When Illinois Gov. J.B. Pritzker wanted to crow about wresting the 2024 Democratic National Convention away from Atlanta, he picked a dazzling spot: The Shedd Aquarium, which affords a brilliant view of Chicago’s lakefront skyline.
I nodded in appreciation. The pier where it sits was the perfect nighttime place to impress dates back in high school. It made it almost seem like 17-year-old me was suave and debonair for knowing about it.
The setting still works for the billionaire pol who locked down the 2024 shindig. Google Maps agrees, calling it the “best view in the city.”
Atlanta, sorry to say, has no match for the bustling downtown with a world-class horizon of skyscrapers as the sun shimmers off the lake’s waves.
Sure, Atlanta has its charms, enough to convince us to move here from Chicago long ago and not return. Atlanta is a less stressful place to live. And has wimpy winters.
But when it comes to a side-by-side beauty contest of where to go to experience a city for an extended weekend in the summer or fall, it isn’t much of a discussion.
It’s a blood sport for cities when competing to draw in businesses, tourists and conventioneers and both towns are comparable in that.
After moving here in 1990, I noticed similarities between my adopted and native cities, both of which had grown to prominence as railroad towns. Atlanta had just stolen away the 1996 Olympics from Athens, Greece, through a full-court press of civic braggadocio and bluster. If you call yourself “World Class!” enough, you start believing it. And others might, too.
Both Chicago and Atlanta have collective chips on their shoulders in wanting to prove themselves to the world. Chicago has long been called the Second City, being the Jan Brady to New York’s Marcia.
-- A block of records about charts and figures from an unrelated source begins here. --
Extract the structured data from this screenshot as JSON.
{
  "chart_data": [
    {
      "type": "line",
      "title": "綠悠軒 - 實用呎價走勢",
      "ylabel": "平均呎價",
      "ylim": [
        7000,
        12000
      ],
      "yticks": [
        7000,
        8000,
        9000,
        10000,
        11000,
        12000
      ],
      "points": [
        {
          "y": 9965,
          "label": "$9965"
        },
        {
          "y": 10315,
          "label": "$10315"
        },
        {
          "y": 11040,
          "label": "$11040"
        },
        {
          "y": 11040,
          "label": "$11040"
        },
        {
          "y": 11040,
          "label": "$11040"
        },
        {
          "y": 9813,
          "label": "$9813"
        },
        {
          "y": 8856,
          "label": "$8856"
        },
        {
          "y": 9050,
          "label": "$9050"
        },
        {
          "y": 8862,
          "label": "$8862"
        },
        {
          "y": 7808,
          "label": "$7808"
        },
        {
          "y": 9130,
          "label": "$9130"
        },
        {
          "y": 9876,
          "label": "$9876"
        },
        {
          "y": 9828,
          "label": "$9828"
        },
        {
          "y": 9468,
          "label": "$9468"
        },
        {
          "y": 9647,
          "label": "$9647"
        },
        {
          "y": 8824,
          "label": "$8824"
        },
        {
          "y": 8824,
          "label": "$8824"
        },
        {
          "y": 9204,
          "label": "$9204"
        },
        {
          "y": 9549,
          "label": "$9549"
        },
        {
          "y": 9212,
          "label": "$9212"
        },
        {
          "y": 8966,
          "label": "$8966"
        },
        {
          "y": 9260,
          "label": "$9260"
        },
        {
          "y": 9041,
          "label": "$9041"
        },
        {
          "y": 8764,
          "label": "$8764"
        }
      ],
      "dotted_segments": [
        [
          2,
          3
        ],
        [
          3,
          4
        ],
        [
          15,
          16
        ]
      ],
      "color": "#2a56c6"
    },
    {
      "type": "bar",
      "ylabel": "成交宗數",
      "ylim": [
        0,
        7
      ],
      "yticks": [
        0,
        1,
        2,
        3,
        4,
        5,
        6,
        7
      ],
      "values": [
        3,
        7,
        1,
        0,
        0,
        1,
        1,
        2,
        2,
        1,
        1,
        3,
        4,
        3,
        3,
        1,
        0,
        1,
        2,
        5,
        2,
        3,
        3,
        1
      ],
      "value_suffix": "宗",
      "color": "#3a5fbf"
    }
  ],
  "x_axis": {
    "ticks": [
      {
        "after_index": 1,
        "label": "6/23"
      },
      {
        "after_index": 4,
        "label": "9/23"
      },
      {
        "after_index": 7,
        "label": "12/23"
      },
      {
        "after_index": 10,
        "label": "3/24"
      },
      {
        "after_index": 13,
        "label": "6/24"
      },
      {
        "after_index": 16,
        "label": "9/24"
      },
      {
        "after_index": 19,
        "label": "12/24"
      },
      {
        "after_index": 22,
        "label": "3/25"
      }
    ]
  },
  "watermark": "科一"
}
Along that vein, Chicago is also called the Windy City, but not because of lake breezes. It earned the name in the 1800s when other growing cities competing for status grew weary of Chicago’s boisterous bluster.
The prevailing tale is that “Windy City” caught on with New York newspapers when Chicago out-finagled The Big Apple to host the 1893 World’s Fair, known as the Columbian Exposition. The event brought about the original Ferris Wheel and the disposable classical “White City.” It was planned by Daniel Burnham, the architect known as the father of the skyscraper whose motto was, “Dream no small dreams.”
Fittingly, Chicago nailed down the fair after its money guys raised more cash more quickly than New York’s — ala Pritzker this time around. The 1893 Fair is immortalized as one of the four stars on Chicago’s flag.
But it’s not just lakeside amenities, guaranteed money and civic hucksterism that won the day.
Crafting a political narrative going into the 2024 election is a huge consideration. And that’s why Dems gave Chicago the nod.
Common wisdom has it that Georgia is a battleground state because Donald Trump was beaten here in 2020 and two Democrats won their way to the U.S. Senate. I’ve argued with my esteemed colleague Greg Bluestein that 2020 was a mulligan, that enough Georgia voters, even many Republicans, decided Trump was a bum.
But the results of last year’s Democratic shellacking in Georgia up and down the ticket indicates Georgia is still reliably red.
So, let me bring you Chicago’s hidden weapon: Scabby the Rat.
Scabby is a 12-foot inflatable rodent brought by unions in Chicago to non-union (aka “scab”) job sites as a protest prop. Not long ago, Scabby won a legal battle on his First Amendment bonafides as a symbol of union protest. He’s also become sort of a cult hero. People like to shoot selfies with him and when he rolled down Western Avenue in my old neighborhood for the South Side Irish St. Patrick’s Day parade, he was a crowd favorite.
Credit: Sarah Paprocki
Credit: Sarah Paprocki
Again, Chicago is a Union Town.
And that’s a big part of the narrative going forward. Sure, the Democrats want to keep Georgia flipped blue. But they want to maintain the Blue Wall of the Midwest — the Great Lake swing states like Wisconsin, Michigan and Pennsylvania. Appealing to unions and working-class Americans will be a big part of the package.
There is no town with as much of a union heritage as Chicago. The term “May Day,” which is May 1 and was later adopted by the former Soviet Union, came about in the 1800s to commemorate Chicago’s bloody Haymarket Riot of 1886. No town has done as much to create the eight-hour workday as the Windy City.
Finally, I believe Democratic higher-ups worried that a convention in Atlanta might have shades of Chicago’s 1968 Democratic Convention. That was when thousands of anti-Vietnam war protestors clashed in the streets with Chicago cops as the crowds chanted, “The whole world is watching.”
The protests displayed a chasm in the Democratic party and helped provide a lane to victory for Richard Nixon that November.
This time, the proposed Atlanta Police Training Center has become a lightning rod for protests and there had been plenty of talk about flooding Atlanta’s streets with noisy turmoil. Those placard-waving crowds would ordinarily be in the Democratic camp.
It would have been a turd in Joe Biden’s punchbowl. Shots of the lakefront would be preferable.